Some years ago, in London, England, I went often to practice at a Ki-Aikido club.
It was there that I met a visiting student from another club, whom I was quite attracted to, and, as it turned out, so was she to me.
Nothing came of that attraction for a week or two, until she mysteriously phoned me, although I had not given her my number, and proposed that we meet for coffee.
So off I went, with high hopes, over the Hungerford Bridge, to the Festival Hall Cafe, on the south side of the River Thames, for what I imagined would be an interesting and stimulating tryst.
It all started well enough, and almost immediately, she informed me that she owned a house, and was hoping to meet someone to share it with. This seemed more than a little forward, but in these modern times, nothing particularly unusual.
We conversed about this and that, quickly finding out about each other, until she mentioned some event or other she had seen on the television news, and what did I think about it?
I never read the papers, I said, or watched the news. And before you could blink, it was the beginning of the end.
“Don’t you care?” she exclaimed.
“No. I don’t.” I replied.
“You don’t care???” She almost shrieked it. “Don’t you care about all the suffering and unfairness going on in the world???”
“Nope.”
You see, to that point, politics had never raised its ugly head in my life. I knew not a thing about it. Right, left, who knew what they were, or cared? Almost everybody, it now turned out. Everybody but me.
She started berating me in varied and tangential ways, while I wondered what on earth she was talking about, or why. I tried several times to turn the conversation back to friendlier times, suggesting that it might be a good idea to start over.

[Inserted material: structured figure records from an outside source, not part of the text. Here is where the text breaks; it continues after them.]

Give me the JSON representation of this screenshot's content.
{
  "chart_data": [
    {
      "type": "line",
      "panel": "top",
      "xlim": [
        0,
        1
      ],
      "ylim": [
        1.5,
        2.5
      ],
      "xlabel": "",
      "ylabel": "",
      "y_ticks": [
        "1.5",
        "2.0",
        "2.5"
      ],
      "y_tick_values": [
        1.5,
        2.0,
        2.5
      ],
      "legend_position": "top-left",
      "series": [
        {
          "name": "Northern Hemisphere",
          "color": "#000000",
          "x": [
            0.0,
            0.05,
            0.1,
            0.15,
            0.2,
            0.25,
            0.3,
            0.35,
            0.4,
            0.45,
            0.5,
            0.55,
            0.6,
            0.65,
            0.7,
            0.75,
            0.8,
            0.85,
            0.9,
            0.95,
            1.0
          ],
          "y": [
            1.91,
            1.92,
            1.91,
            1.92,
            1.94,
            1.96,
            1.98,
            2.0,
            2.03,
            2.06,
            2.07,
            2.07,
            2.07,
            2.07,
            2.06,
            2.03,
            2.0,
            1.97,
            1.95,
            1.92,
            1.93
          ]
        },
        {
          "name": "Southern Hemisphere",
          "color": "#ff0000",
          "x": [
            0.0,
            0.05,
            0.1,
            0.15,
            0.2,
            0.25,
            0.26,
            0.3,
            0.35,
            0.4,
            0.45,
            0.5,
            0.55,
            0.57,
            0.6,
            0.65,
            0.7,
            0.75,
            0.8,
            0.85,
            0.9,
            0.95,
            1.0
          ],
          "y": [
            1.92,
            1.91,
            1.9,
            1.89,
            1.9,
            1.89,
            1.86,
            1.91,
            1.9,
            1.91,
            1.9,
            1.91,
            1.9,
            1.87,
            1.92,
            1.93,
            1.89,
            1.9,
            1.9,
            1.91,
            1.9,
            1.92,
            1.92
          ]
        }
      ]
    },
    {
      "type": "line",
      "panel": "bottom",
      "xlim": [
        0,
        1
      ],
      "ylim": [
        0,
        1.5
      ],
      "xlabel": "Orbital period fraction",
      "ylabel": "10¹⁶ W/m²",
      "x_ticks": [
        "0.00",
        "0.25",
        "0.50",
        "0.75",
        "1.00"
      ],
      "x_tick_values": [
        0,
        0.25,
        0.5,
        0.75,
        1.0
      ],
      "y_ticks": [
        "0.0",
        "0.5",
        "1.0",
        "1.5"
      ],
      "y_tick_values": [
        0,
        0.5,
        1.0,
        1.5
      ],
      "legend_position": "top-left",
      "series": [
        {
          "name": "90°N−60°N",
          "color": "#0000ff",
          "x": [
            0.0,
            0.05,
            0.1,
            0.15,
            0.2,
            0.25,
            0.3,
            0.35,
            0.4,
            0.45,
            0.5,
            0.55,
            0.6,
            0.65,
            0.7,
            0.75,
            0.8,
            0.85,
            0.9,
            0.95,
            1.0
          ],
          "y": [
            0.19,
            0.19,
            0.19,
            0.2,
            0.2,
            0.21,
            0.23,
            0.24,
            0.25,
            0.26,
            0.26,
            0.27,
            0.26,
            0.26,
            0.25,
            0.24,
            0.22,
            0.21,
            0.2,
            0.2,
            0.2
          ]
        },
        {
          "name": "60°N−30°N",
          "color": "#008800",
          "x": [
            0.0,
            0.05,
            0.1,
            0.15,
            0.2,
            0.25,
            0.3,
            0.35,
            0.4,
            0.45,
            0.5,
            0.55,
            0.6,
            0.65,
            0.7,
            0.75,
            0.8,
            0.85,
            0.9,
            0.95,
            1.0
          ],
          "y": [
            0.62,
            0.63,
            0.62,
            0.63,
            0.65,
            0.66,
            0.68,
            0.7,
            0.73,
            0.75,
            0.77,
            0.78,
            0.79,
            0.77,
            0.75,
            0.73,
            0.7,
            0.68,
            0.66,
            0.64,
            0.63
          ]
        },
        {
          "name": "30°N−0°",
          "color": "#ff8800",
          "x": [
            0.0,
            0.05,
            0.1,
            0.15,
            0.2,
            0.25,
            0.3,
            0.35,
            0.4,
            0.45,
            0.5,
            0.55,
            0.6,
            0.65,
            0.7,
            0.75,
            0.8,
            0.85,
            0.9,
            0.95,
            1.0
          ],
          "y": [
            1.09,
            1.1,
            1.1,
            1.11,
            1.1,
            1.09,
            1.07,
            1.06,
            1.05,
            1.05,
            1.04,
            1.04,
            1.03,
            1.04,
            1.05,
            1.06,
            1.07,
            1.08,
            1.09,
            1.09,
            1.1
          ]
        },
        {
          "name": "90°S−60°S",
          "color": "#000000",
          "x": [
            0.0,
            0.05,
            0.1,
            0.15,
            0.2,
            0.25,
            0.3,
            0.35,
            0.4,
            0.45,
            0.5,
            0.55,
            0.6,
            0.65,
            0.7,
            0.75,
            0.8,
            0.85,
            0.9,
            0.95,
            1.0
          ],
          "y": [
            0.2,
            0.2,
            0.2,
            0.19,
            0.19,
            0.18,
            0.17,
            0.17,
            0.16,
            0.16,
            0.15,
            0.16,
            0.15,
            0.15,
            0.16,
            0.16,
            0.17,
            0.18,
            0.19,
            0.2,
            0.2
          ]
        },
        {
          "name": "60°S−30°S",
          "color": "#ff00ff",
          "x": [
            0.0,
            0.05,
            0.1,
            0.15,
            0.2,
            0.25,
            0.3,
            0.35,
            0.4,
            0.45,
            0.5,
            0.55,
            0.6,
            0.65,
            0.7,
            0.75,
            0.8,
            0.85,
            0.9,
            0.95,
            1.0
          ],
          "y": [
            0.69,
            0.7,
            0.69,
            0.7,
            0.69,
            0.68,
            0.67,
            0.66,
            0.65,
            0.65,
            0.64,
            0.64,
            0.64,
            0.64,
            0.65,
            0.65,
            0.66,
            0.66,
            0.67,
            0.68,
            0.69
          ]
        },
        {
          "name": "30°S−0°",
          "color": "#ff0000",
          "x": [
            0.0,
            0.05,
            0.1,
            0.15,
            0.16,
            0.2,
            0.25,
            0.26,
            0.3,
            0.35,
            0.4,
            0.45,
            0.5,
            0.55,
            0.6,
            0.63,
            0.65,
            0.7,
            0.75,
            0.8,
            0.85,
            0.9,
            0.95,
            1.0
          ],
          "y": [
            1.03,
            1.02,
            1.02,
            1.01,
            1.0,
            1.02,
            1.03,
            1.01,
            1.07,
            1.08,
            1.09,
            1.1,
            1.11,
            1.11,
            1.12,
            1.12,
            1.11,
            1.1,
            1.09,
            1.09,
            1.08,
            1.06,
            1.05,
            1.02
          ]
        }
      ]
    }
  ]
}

But no. Without knowing what I had done, or how it had happened, only twenty minutes in, the date was effectively over. She leaped to her feet and announced: “I’m leaving!”

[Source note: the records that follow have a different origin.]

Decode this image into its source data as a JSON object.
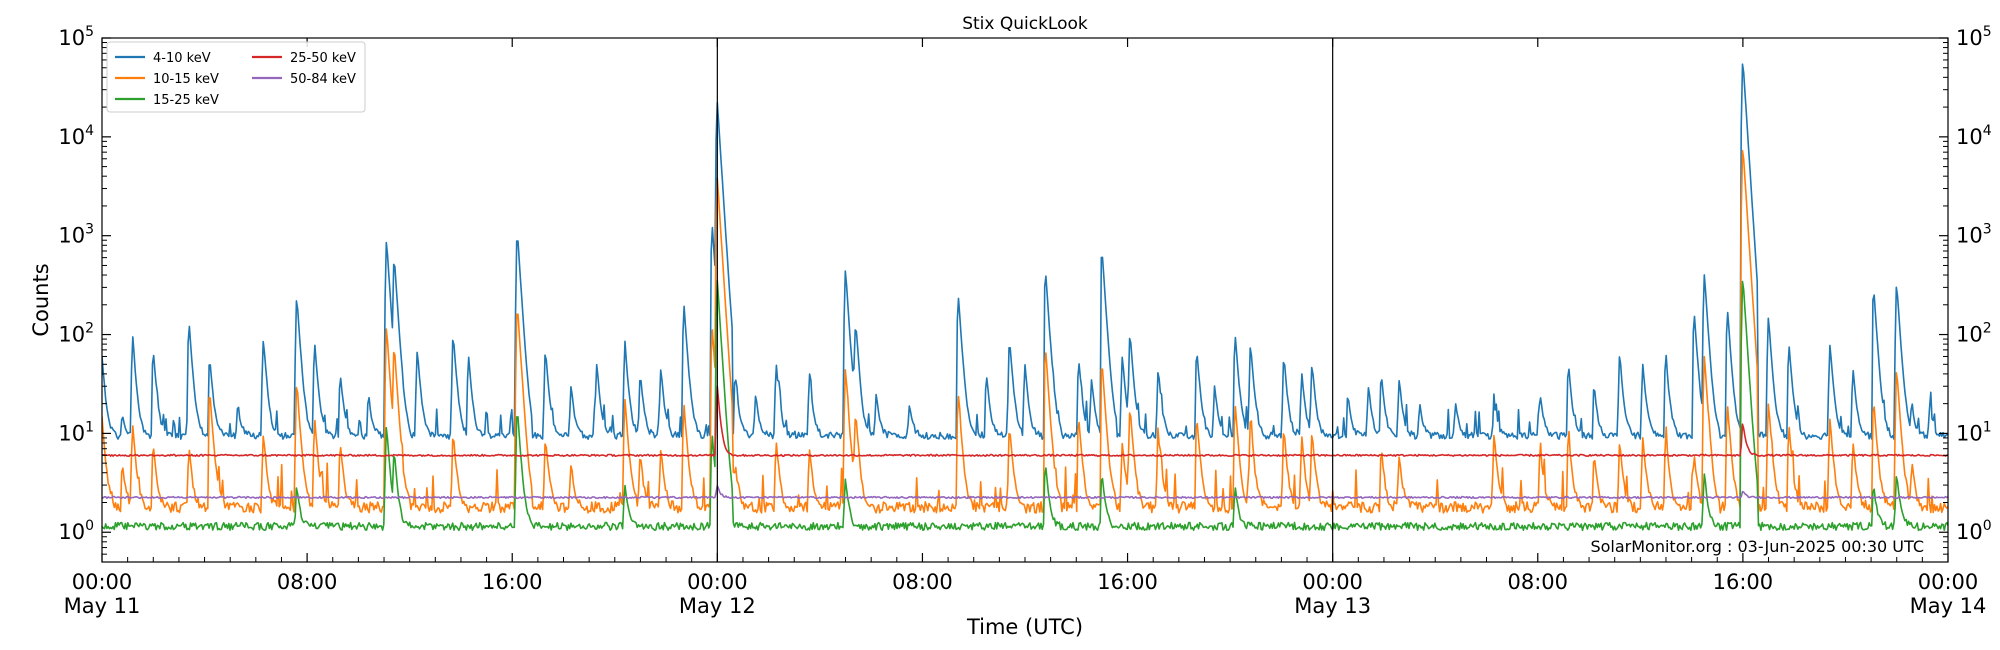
{
  "chart_data": {
    "type": "line",
    "title": "Stix QuickLook",
    "xlabel": "Time (UTC)",
    "ylabel": "Counts",
    "yscale": "log",
    "ylim": [
      0.5,
      100000
    ],
    "xlim_hours": [
      0,
      72
    ],
    "x_ticks": [
      {
        "hour": 0,
        "time": "00:00",
        "date": "May 11"
      },
      {
        "hour": 8,
        "time": "08:00",
        "date": ""
      },
      {
        "hour": 16,
        "time": "16:00",
        "date": ""
      },
      {
        "hour": 24,
        "time": "00:00",
        "date": "May 12"
      },
      {
        "hour": 32,
        "time": "08:00",
        "date": ""
      },
      {
        "hour": 40,
        "time": "16:00",
        "date": ""
      },
      {
        "hour": 48,
        "time": "00:00",
        "date": "May 13"
      },
      {
        "hour": 56,
        "time": "08:00",
        "date": ""
      },
      {
        "hour": 64,
        "time": "16:00",
        "date": ""
      },
      {
        "hour": 72,
        "time": "00:00",
        "date": "May 14"
      }
    ],
    "y_ticks": [
      {
        "value": 1,
        "base": "10",
        "exp": "0"
      },
      {
        "value": 10,
        "base": "10",
        "exp": "1"
      },
      {
        "value": 100,
        "base": "10",
        "exp": "2"
      },
      {
        "value": 1000,
        "base": "10",
        "exp": "3"
      },
      {
        "value": 10000,
        "base": "10",
        "exp": "4"
      },
      {
        "value": 100000,
        "base": "10",
        "exp": "5"
      }
    ],
    "day_boundaries_hours": [
      24,
      48
    ],
    "credit": "SolarMonitor.org : 03-Jun-2025 00:30 UTC",
    "legend_position": "upper-left",
    "series": [
      {
        "name": "4-10 keV",
        "color": "#1f77b4",
        "baseline": 9.5,
        "noise": 0.08,
        "peaks": [
          [
            0.0,
            60
          ],
          [
            0.8,
            15
          ],
          [
            1.2,
            90
          ],
          [
            2.0,
            70
          ],
          [
            3.4,
            130
          ],
          [
            4.2,
            60
          ],
          [
            5.3,
            20
          ],
          [
            6.3,
            90
          ],
          [
            7.6,
            240
          ],
          [
            8.3,
            80
          ],
          [
            9.3,
            40
          ],
          [
            10.4,
            25
          ],
          [
            11.1,
            900
          ],
          [
            11.4,
            550
          ],
          [
            12.3,
            70
          ],
          [
            13.7,
            100
          ],
          [
            14.3,
            60
          ],
          [
            16.2,
            1100
          ],
          [
            17.3,
            70
          ],
          [
            18.3,
            30
          ],
          [
            19.3,
            50
          ],
          [
            20.4,
            80
          ],
          [
            21.0,
            40
          ],
          [
            21.8,
            45
          ],
          [
            22.7,
            200
          ],
          [
            23.8,
            1300
          ],
          [
            24.0,
            22000
          ],
          [
            24.7,
            40
          ],
          [
            25.5,
            25
          ],
          [
            26.3,
            50
          ],
          [
            27.6,
            40
          ],
          [
            29.0,
            450
          ],
          [
            29.4,
            120
          ],
          [
            30.2,
            25
          ],
          [
            31.5,
            20
          ],
          [
            33.4,
            250
          ],
          [
            34.5,
            40
          ],
          [
            35.4,
            90
          ],
          [
            36.0,
            50
          ],
          [
            36.8,
            450
          ],
          [
            38.1,
            55
          ],
          [
            38.6,
            35
          ],
          [
            39.0,
            750
          ],
          [
            39.8,
            60
          ],
          [
            40.1,
            100
          ],
          [
            41.2,
            45
          ],
          [
            42.7,
            70
          ],
          [
            43.4,
            30
          ],
          [
            44.2,
            100
          ],
          [
            44.8,
            80
          ],
          [
            46.1,
            60
          ],
          [
            46.8,
            40
          ],
          [
            47.2,
            50
          ],
          [
            48.6,
            25
          ],
          [
            49.4,
            30
          ],
          [
            49.9,
            40
          ],
          [
            50.6,
            35
          ],
          [
            51.4,
            20
          ],
          [
            52.8,
            20
          ],
          [
            54.3,
            20
          ],
          [
            56.1,
            25
          ],
          [
            57.2,
            50
          ],
          [
            58.2,
            30
          ],
          [
            59.2,
            60
          ],
          [
            60.1,
            50
          ],
          [
            61.0,
            60
          ],
          [
            62.1,
            170
          ],
          [
            62.5,
            400
          ],
          [
            63.4,
            180
          ],
          [
            64.0,
            60000
          ],
          [
            65.0,
            150
          ],
          [
            65.8,
            80
          ],
          [
            67.4,
            80
          ],
          [
            68.3,
            45
          ],
          [
            69.1,
            300
          ],
          [
            70.0,
            330
          ],
          [
            70.6,
            20
          ],
          [
            71.3,
            20
          ]
        ]
      },
      {
        "name": "10-15 keV",
        "color": "#ff7f0e",
        "baseline": 1.8,
        "noise": 0.13,
        "peaks": [
          [
            0.0,
            15
          ],
          [
            0.8,
            5
          ],
          [
            1.2,
            12
          ],
          [
            2.0,
            8
          ],
          [
            3.4,
            7
          ],
          [
            4.2,
            28
          ],
          [
            6.3,
            10
          ],
          [
            7.6,
            32
          ],
          [
            8.3,
            14
          ],
          [
            9.3,
            8
          ],
          [
            11.1,
            120
          ],
          [
            11.4,
            70
          ],
          [
            13.7,
            10
          ],
          [
            16.2,
            200
          ],
          [
            17.3,
            9
          ],
          [
            18.3,
            5
          ],
          [
            20.4,
            22
          ],
          [
            21.0,
            6
          ],
          [
            21.8,
            7
          ],
          [
            22.7,
            20
          ],
          [
            23.8,
            120
          ],
          [
            24.0,
            3800
          ],
          [
            24.7,
            5
          ],
          [
            26.3,
            8
          ],
          [
            27.6,
            7
          ],
          [
            29.0,
            45
          ],
          [
            29.4,
            15
          ],
          [
            33.4,
            25
          ],
          [
            35.4,
            12
          ],
          [
            36.8,
            75
          ],
          [
            38.1,
            14
          ],
          [
            39.0,
            55
          ],
          [
            39.8,
            8
          ],
          [
            40.1,
            18
          ],
          [
            41.2,
            10
          ],
          [
            42.7,
            15
          ],
          [
            44.2,
            20
          ],
          [
            44.8,
            14
          ],
          [
            46.1,
            11
          ],
          [
            46.8,
            9
          ],
          [
            47.2,
            10
          ],
          [
            49.9,
            7
          ],
          [
            50.6,
            6
          ],
          [
            54.3,
            10
          ],
          [
            56.1,
            7
          ],
          [
            57.2,
            10
          ],
          [
            58.2,
            6
          ],
          [
            59.2,
            8
          ],
          [
            60.1,
            9
          ],
          [
            61.0,
            10
          ],
          [
            62.1,
            6
          ],
          [
            62.5,
            60
          ],
          [
            63.4,
            20
          ],
          [
            64.0,
            8000
          ],
          [
            65.0,
            20
          ],
          [
            65.8,
            12
          ],
          [
            67.4,
            14
          ],
          [
            68.3,
            8
          ],
          [
            69.1,
            22
          ],
          [
            70.0,
            45
          ],
          [
            70.6,
            5
          ]
        ]
      },
      {
        "name": "15-25 keV",
        "color": "#2ca02c",
        "baseline": 1.15,
        "noise": 0.09,
        "peaks": [
          [
            7.6,
            3
          ],
          [
            11.1,
            12
          ],
          [
            11.4,
            6
          ],
          [
            16.2,
            18
          ],
          [
            20.4,
            3
          ],
          [
            23.8,
            10
          ],
          [
            24.0,
            350
          ],
          [
            29.0,
            3.5
          ],
          [
            36.8,
            5
          ],
          [
            39.0,
            4
          ],
          [
            44.2,
            3
          ],
          [
            64.0,
            380
          ],
          [
            62.5,
            4
          ],
          [
            69.1,
            3
          ],
          [
            70.0,
            4
          ]
        ]
      },
      {
        "name": "25-50 keV",
        "color": "#d62728",
        "baseline": 6.0,
        "noise": 0.02,
        "peaks": [
          [
            24.0,
            30
          ],
          [
            64.0,
            13
          ]
        ]
      },
      {
        "name": "50-84 keV",
        "color": "#9467bd",
        "baseline": 2.25,
        "noise": 0.02,
        "peaks": [
          [
            24.0,
            3
          ],
          [
            64.0,
            2.6
          ]
        ]
      }
    ]
  }
}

She didn’t actually leave though; she stood before me, hands on hips, looking down, expecting, no doubt, that I would contritely beg her not to go.

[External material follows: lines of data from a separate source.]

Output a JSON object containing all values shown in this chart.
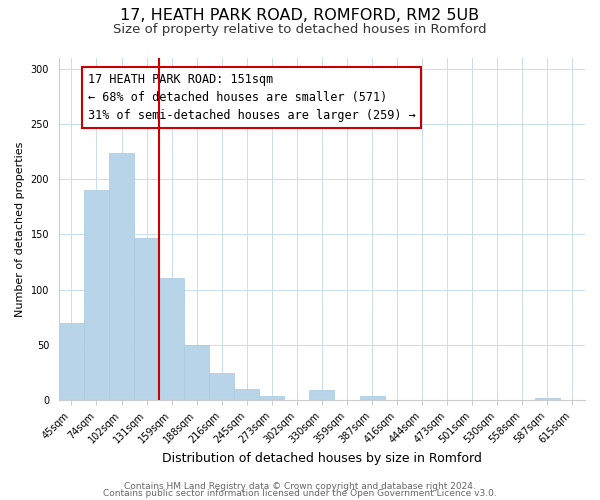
{
  "title": "17, HEATH PARK ROAD, ROMFORD, RM2 5UB",
  "subtitle": "Size of property relative to detached houses in Romford",
  "xlabel": "Distribution of detached houses by size in Romford",
  "ylabel": "Number of detached properties",
  "bins": [
    "45sqm",
    "74sqm",
    "102sqm",
    "131sqm",
    "159sqm",
    "188sqm",
    "216sqm",
    "245sqm",
    "273sqm",
    "302sqm",
    "330sqm",
    "359sqm",
    "387sqm",
    "416sqm",
    "444sqm",
    "473sqm",
    "501sqm",
    "530sqm",
    "558sqm",
    "587sqm",
    "615sqm"
  ],
  "values": [
    70,
    190,
    224,
    147,
    111,
    50,
    25,
    10,
    4,
    0,
    9,
    0,
    4,
    0,
    0,
    0,
    0,
    0,
    0,
    2,
    0
  ],
  "bar_color": "#b8d4e8",
  "bar_edge_color": "#aac8e0",
  "property_line_color": "#cc0000",
  "property_line_index": 3.5,
  "annotation_title": "17 HEATH PARK ROAD: 151sqm",
  "annotation_line1": "← 68% of detached houses are smaller (571)",
  "annotation_line2": "31% of semi-detached houses are larger (259) →",
  "box_edge_color": "#cc0000",
  "ylim": [
    0,
    310
  ],
  "yticks": [
    0,
    50,
    100,
    150,
    200,
    250,
    300
  ],
  "footer1": "Contains HM Land Registry data © Crown copyright and database right 2024.",
  "footer2": "Contains public sector information licensed under the Open Government Licence v3.0.",
  "title_fontsize": 11.5,
  "subtitle_fontsize": 9.5,
  "xlabel_fontsize": 9,
  "ylabel_fontsize": 8,
  "tick_fontsize": 7,
  "annotation_fontsize": 8.5,
  "footer_fontsize": 6.5,
  "grid_color": "#c8dff0"
}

I considered her for a moment, thinking how proud and attractive and fierce she looked, and what a damned shame all this was, before deciding to help her out by saying:
“Fine. Get lost.”
And off she flounced, never to be seen again.
This event would come to be known as The Famous Twenty Minute Date, and it is a tale my wife enjoys greatly. For what horrors might have come to be, had it actually ended well, and I had meekly gone off to Ealing, or Ruislip, to some dingy terraced brick house, to be dominated and brainwashed, instead of going on to meet the woman who would become my lovely future wife?
It is an event that I sometimes recall, and run though, trying to make some sense of it. And for a long time I couldn’t. But now I can.
Leftists are right, you see. About everything they hold an opinion on. And they hold opinions about absolutely everything, and so they are always right. This is the mark of the leftist. Along with being impossible to engage in discussion, debate, or reason. Any attempt at reason only provokes rage. Better, by far, not to bother.
This was my first conscious encounter with politics, although I realize now, I had been encountering it forever, without knowing what it was. Having missed a quarter century of political evolution in the UK, by being otherwise engaged in various foreign countries, I had returned to a place I no longer recognized, filled with people who were unrecognizable as the people I once knew.
This was my first conscious encounter with radical leftism, but soon I was getting called racist, misogynist, homophobic, Islamophobic, bigoted, chauvinistic, fascist…
Interesting, really, since I was none of these things. And that those who were calling me these things so obviously were the very things they claimed that I was.
When really, all I was, was an older version of what I had been a quarter century before, when what I am was normal.
No. You can’t reason with a leftist. Which is a shame, but there it is. There is no common ground that they can recognize. You’re either in total agreement, or it’s total war. For all their claims of championing diversity and equality, as soon as they encounter anything that looks like them, but is not exactly like them, they are compelled to wipe it out.
I was content, for a long time, not knowing anything at all about politics. Confused, perhaps, but happier, in an innocently naive way. Then I had to go through many years of being not very happy at all, as I came to grips with this monster that had unexpectedly spawned before me. But now I have come to grips with it, and know it for what it is. That it is no failing of mine, that such people loathe and hate whatever it is they assume I am, or represent. That it is, in fact, everything to do with themselves.
And once again, although no longer innocently naive, I am content.